Patrimoine archéologique de Guardamar

La Ràbita ou Ribat Califal

La Ràbita ‒ du califat islamique médiéval ‒ est situé dans le parc Alphonse XIII, à côté du site de la ville phénicienne de La Fonteta, près de l’embouchure du fleuve Segura.

Il a été découvert à la fin du 19e siècle par l’ingénieur forestier M. Francisco Mira Botella, directeur du projet de reboisement des dunes de Guardamar. Pendant les travaux, des structures en pierre sont apparues, contenant une pierre de fondation écrite en arabe classique. Cependant, ce n’est qu’en 1984 que les restes visibles aujourd’hui ont fait surface. Le site a été déclaré Site d’Intérêt Culturel (SIC).

La Ràbita califale des dunes de Guardamar del Segura est le seul ensemble monacal islamique de la période omeyade d’Al Andalus (Xe-XIe s.) conservé presque en totalité. Elle est composée de 23 cellules-oratoires possédant leur propre mihrab, organisées autour de deux rues principales. C’est dans ce monastère que cohabitaient des religieux, des fidèles qui faisaient le ribat leur permettent de se ressourcer spirituellement et des pèlerins, tous attirés par la retraite spirituelle exigée par l’Islam à ses adeptes.

La découverte de ce ribat est remarquable par son caractère unique. Il s’agit du premier exemple de ce type d’édifice religieux dans la péninsule ibérique.
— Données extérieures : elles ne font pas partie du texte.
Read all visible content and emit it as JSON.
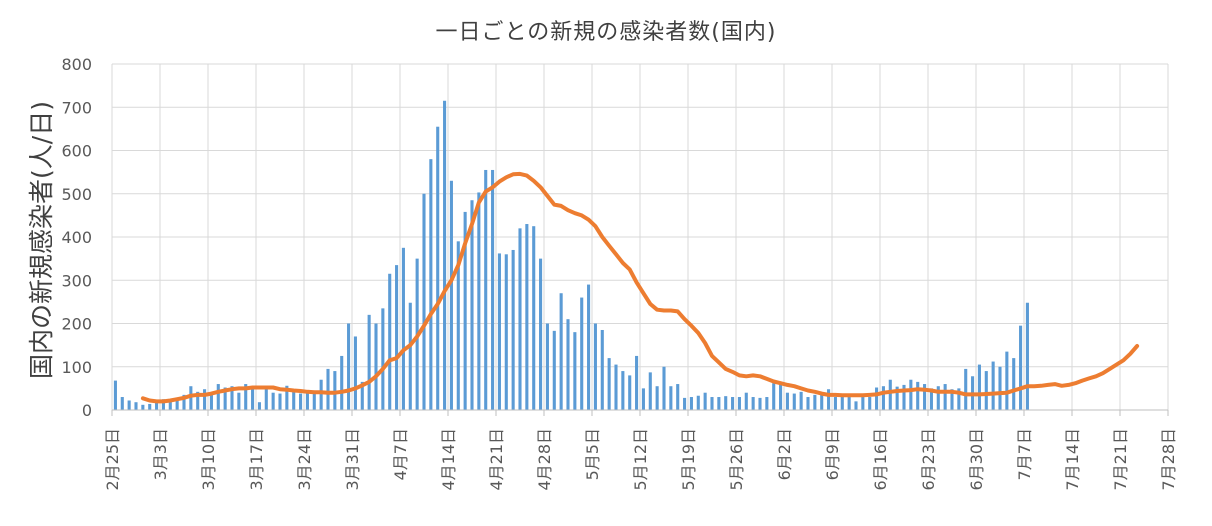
{
  "chart_data": {
    "type": "bar",
    "title": "一日ごとの新規の感染者数(国内)",
    "xlabel": "",
    "ylabel": "国内の新規感染者(人/日)",
    "ylim": [
      0,
      800
    ],
    "yticks": [
      0,
      100,
      200,
      300,
      400,
      500,
      600,
      700,
      800
    ],
    "xticks": [
      "2月25日",
      "3月3日",
      "3月10日",
      "3月17日",
      "3月24日",
      "3月31日",
      "4月7日",
      "4月14日",
      "4月21日",
      "4月28日",
      "5月5日",
      "5月12日",
      "5月19日",
      "5月26日",
      "6月2日",
      "6月9日",
      "6月16日",
      "6月23日",
      "6月30日",
      "7月7日",
      "7月14日",
      "7月21日",
      "7月28日"
    ],
    "grid": true,
    "legend": "none",
    "colors": {
      "bars": "#5b9bd5",
      "line": "#ed7d31",
      "grid": "#d9d9d9"
    },
    "series": [
      {
        "kind": "bar",
        "x_start": "2月25日",
        "values": [
          68,
          30,
          22,
          18,
          12,
          14,
          22,
          25,
          20,
          28,
          35,
          55,
          42,
          48,
          35,
          60,
          52,
          55,
          40,
          60,
          52,
          18,
          48,
          40,
          38,
          56,
          45,
          38,
          40,
          40,
          70,
          95,
          90,
          125,
          200,
          170,
          65,
          220,
          200,
          235,
          315,
          335,
          375,
          248,
          350,
          500,
          580,
          655,
          715,
          530,
          390,
          458,
          485,
          503,
          555,
          555,
          362,
          360,
          370,
          420,
          430,
          425,
          350,
          200,
          183,
          270,
          210,
          180,
          260,
          290,
          200,
          185,
          120,
          105,
          90,
          80,
          125,
          50,
          87,
          55,
          100,
          55,
          60,
          28,
          30,
          33,
          40,
          30,
          30,
          32,
          30,
          30,
          40,
          30,
          28,
          30,
          62,
          65,
          40,
          38,
          42,
          30,
          35,
          38,
          48,
          30,
          35,
          30,
          20,
          30,
          30,
          52,
          55,
          70,
          54,
          58,
          70,
          65,
          60,
          50,
          55,
          60,
          48,
          50,
          95,
          78,
          105,
          90,
          112,
          100,
          135,
          120,
          195,
          248
        ]
      },
      {
        "kind": "line",
        "x_start": "2月29日",
        "values": [
          27,
          22,
          20,
          20,
          22,
          25,
          28,
          33,
          35,
          35,
          38,
          42,
          45,
          48,
          50,
          50,
          52,
          52,
          52,
          52,
          48,
          47,
          45,
          44,
          42,
          41,
          41,
          40,
          40,
          42,
          45,
          50,
          57,
          65,
          78,
          95,
          115,
          120,
          138,
          150,
          170,
          195,
          222,
          245,
          275,
          300,
          335,
          385,
          430,
          480,
          505,
          515,
          528,
          538,
          545,
          546,
          542,
          530,
          515,
          495,
          475,
          472,
          462,
          455,
          450,
          440,
          425,
          400,
          380,
          360,
          340,
          325,
          295,
          270,
          245,
          232,
          230,
          230,
          228,
          210,
          195,
          178,
          155,
          125,
          110,
          95,
          88,
          80,
          78,
          80,
          78,
          72,
          66,
          62,
          58,
          55,
          50,
          45,
          42,
          38,
          35,
          35,
          34,
          34,
          34,
          34,
          35,
          36,
          40,
          42,
          44,
          45,
          46,
          48,
          47,
          45,
          42,
          42,
          42,
          40,
          36,
          36,
          36,
          37,
          38,
          39,
          40,
          45,
          50,
          55,
          55,
          56,
          58,
          60,
          56,
          58,
          62,
          68,
          73,
          78,
          85,
          95,
          105,
          115,
          130,
          148
        ]
      }
    ]
  }
}
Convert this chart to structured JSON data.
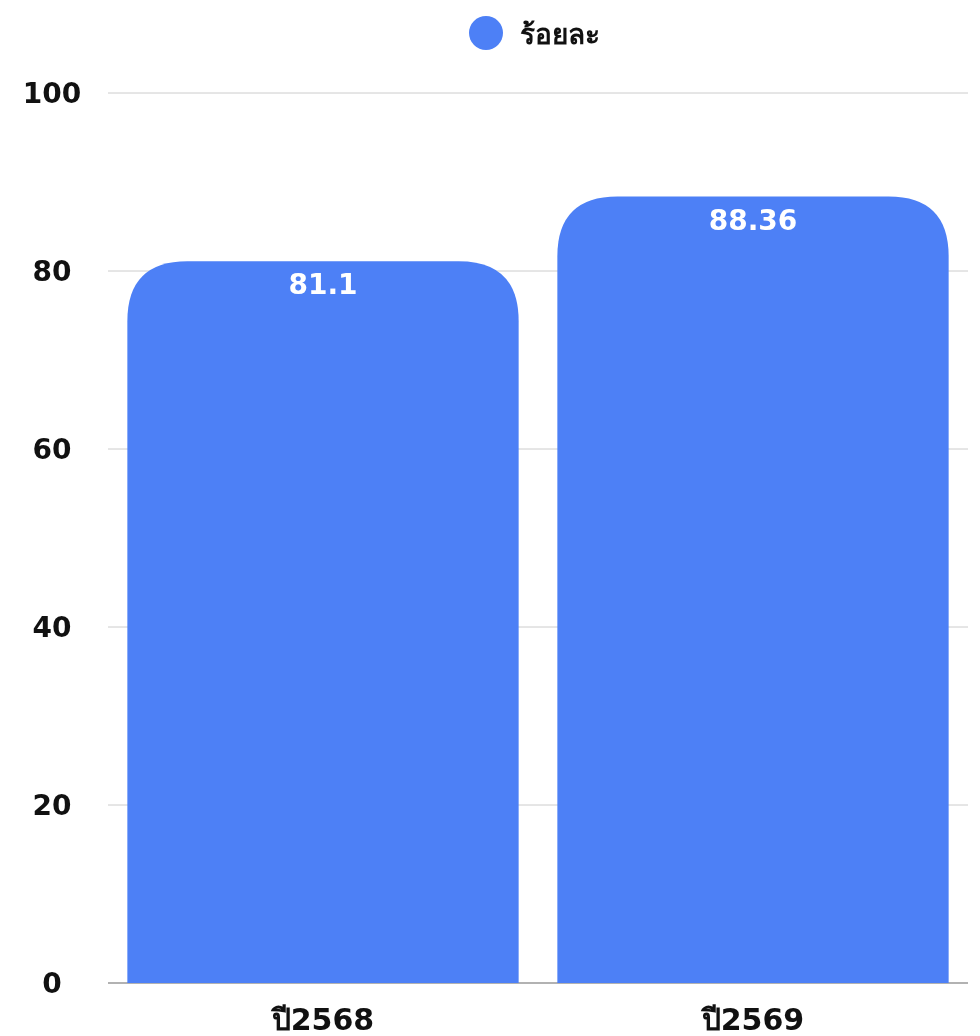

La pierre tombale de la fondation

La découverte de l’ingénieur Francisco Mira était une pierre tombale en grès rouge commémorant la fondation d’une mosquée en 944 après JC, sous le mandat du calife Abd Ar-Harman III. La pierre tombale d’origine se trouve maintenant au musée archéologique de Murcie. Cependant, une réplique est maintenant à sa place d’origine..

Structure

Ce ribat se compose de 23 cellules de prière attachées l’une à l’autre, de deux salles complémentaires et d’une mosquée. Toutes ces salles font face à deux rues composées de trois zones différentes : la zone sacrée, une zone d’accueil des pèlerins et la zone du monastère où vivait la population stable, composée de moines.

Les cellules de prière ont une structure rectangulaire ne dépassant pas 8 mètres de long et 3 mètres de large, avec une passerelle et le mur avec la Qiblah et le Mihrab.

La mosquée a également une structure rectangulaire, avec un mur de Qiblah et un Mihrab, mais de dimensions beaucoup plus grandes. Il comprend deux nefs perpendiculaires à la Qiblah, une petite pièce attenante et 5 portes d’accès. Toutes les chambres avaient de petites fenêtres qui éclairaient faiblement l’espace.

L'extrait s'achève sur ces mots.